I kinda miss the dead simple near-pixel-perfection and freedom of font choice that could be achieved with tables-and-images web design. If you were smart with choice of color, image format, etc you could even make them load fast on slow connections despite the large number of images involved. Their source code was awful to look at but it’s not like modern web design doesn’t come with its own dump truck full of trade-offs.
* Photoshop-designed websites definitely peaked in the early 2000s*

It lasted longer than that. Sketch wasn’t launched until 2010 and it probably took a good five years (at least) for people to switch to that

Guilty as charged. Also don’t forget about frames, marquee text, and that smoking skeleton wearing sunglasses gif. :)

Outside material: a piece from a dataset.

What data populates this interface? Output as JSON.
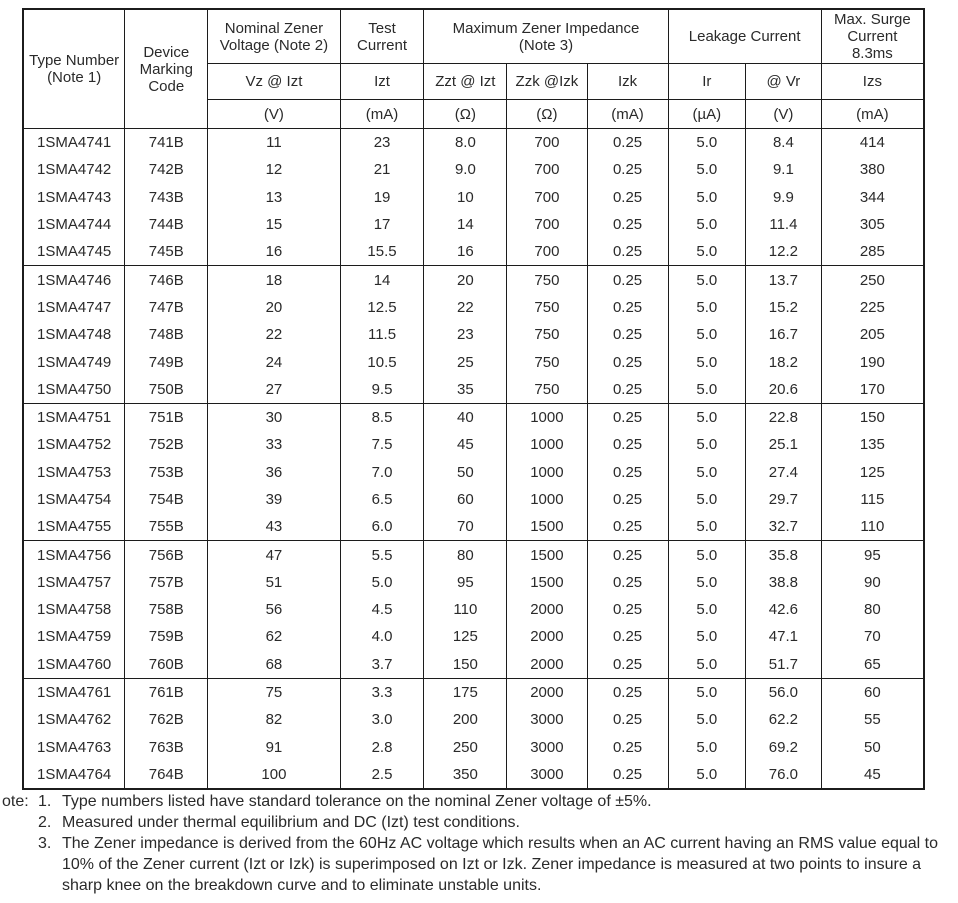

Frames were quite useful at times, though, particularly for sites that acted as a directory of other sites. With how slow dialup could be it was sometimes nice to have the list of sites you might want to visit in a compact list frame to the left so you didn’t have to hit back 5 times to get back to the directory or juggle multiple windows (because tabs didn’t yet exist).
Frames were a great way to keep around nav before the sticky css attribute. However, they were horrible for linking.